Home BeritaHeboh! Pengendara Di NTT Disergap Petugas Pajak Saat Antre BBM

Heboh! Pengendara Di NTT Disergap Petugas Pajak Saat Antre BBM

by CeritaBerita

Jagat media sosial baru-baru ini dihebohkan oleh beredarnya sebuah rekaman video yang memperlihatkan aksi penagihan paksa tunggakan pajak kendaraan bermotor. Kejadian tersebut menjadi viral lantaran mengambil lokasi di area Stasiun Pengisian Bahan Bakar Umum (SPBU) di wilayah Nusa Tenggara Timur (NTT) pada awal Juli 2026 ini. Langkah aparat yang dinilai sangat agresif tersebut langsung memicu sorotan tajam dan kritik pedas dari berbagai lapisan masyarakat.

Banyak warga net dan pengamat menilai bahwa cara penagihan jemput bola di fasilitas umum ini justru memperlihatkan wajah negara yang seolah-olah sedang sangat membutuhkan uang. Strategi menyergap para pengendara di tengah antrean pengisian bahan bakar dianggap sudah keterlaluan dan kebablasan, demi mengejar target setoran yang mendesak.

Dugaan Kas Negara Kering di Balik Aksi Agresif Aparat

Fenomena penagihan di ruang publik ini dinilai sangat ironis oleh masyarakat luas. Langkah memburu rupiah milik rakyat kecil di tempat umum memicu spekulasi liar di tengah publik mengenai kondisi finansial pemerintah daerah maupun pusat.
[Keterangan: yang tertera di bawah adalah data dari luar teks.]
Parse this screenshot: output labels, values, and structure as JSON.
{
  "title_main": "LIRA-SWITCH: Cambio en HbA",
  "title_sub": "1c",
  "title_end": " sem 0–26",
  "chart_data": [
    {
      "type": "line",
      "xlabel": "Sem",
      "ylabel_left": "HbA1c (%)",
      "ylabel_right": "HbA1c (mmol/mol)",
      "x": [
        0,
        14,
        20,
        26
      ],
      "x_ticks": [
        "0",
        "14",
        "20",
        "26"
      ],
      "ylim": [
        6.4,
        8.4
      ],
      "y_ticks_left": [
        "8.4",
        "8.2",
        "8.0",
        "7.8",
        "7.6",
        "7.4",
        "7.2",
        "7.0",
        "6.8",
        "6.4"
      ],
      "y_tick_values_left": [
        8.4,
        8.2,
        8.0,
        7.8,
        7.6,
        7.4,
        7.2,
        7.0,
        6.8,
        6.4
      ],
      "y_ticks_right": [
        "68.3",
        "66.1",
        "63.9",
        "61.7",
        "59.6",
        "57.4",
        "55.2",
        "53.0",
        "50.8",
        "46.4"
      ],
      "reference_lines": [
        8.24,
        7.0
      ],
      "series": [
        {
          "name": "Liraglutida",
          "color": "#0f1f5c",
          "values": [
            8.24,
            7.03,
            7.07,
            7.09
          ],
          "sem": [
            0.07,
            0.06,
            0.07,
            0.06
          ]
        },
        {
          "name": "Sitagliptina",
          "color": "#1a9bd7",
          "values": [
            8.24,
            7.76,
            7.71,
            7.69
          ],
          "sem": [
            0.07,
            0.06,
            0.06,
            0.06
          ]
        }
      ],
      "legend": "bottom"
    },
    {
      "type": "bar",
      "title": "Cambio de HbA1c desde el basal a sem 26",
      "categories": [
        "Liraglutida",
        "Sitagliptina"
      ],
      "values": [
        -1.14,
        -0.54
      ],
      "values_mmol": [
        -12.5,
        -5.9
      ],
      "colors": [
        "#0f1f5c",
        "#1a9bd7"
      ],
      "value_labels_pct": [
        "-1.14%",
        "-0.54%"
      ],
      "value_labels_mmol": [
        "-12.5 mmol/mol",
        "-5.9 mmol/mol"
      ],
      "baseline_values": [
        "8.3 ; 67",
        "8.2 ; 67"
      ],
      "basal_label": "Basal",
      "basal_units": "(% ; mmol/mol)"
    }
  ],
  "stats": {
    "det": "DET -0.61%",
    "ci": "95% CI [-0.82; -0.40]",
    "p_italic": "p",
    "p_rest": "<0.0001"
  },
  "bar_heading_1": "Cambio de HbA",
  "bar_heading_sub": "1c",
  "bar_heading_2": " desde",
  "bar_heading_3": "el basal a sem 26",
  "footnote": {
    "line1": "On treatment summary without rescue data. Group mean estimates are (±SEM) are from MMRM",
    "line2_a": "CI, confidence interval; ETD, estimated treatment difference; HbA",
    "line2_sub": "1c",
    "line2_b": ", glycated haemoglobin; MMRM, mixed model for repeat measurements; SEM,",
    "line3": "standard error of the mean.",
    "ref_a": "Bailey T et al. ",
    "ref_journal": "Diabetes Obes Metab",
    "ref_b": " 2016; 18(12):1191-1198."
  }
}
Banyak yang beranggapan bahwa tindakan super agresif ini menjadi indikator kuat bahwa kondisi kas dan keuangan negara saat ini sedang mengalami kesulitan atau kering kerontang.

” STOP BAYAR PAJAK sampe RUU PERAMPASAN ASET di setujui!!!,” tulis salah seorang warganet di kolom komentar.

Masyarakat menyayangkan mengapa di saat dompet negara sedang megap-megap, instansi terkait justru memilih cara-cara instan yang mengorbankan kenyamanan warga di ruang publik. SPBU yang seharusnya menjadi tempat pelayanan pengisian bahan bakar yang tenang, kini justru berubah menjadi lokasi yang menegangkan bagi para pemilik kendaraan.

Tuntutan Transparansi Keuangan dari Otoritas Berwenang

Buntut dari viralnya video penagihan di wilayah NTT tersebut, gelombang desakan dari masyarakat kini mulai bermunculan. Otoritas berwenang dan pihak pemerintah daerah setempat dituntut untuk segera memberikan klarifikasi yang jujur serta transparan mengenai kondisi finansial yang sebenarnya kepada masyarakat.

Publik ingin mengetahui alasan mendasar di balik gaya penagihan yang terkesan sudah sangat kepepet dan terburu-buru ini. Transparansi informasi dinilai sangat penting agar tidak terjadi kesalahpahaman yang berlarut-larut, sekaligus memastikan bahwa penegakan hukum terkait pajak tetap dilakukan dengan cara-cara yang lebih humanis, sopan, dan menghormati hak-hak kenyamanan masyarakat di tempat umum.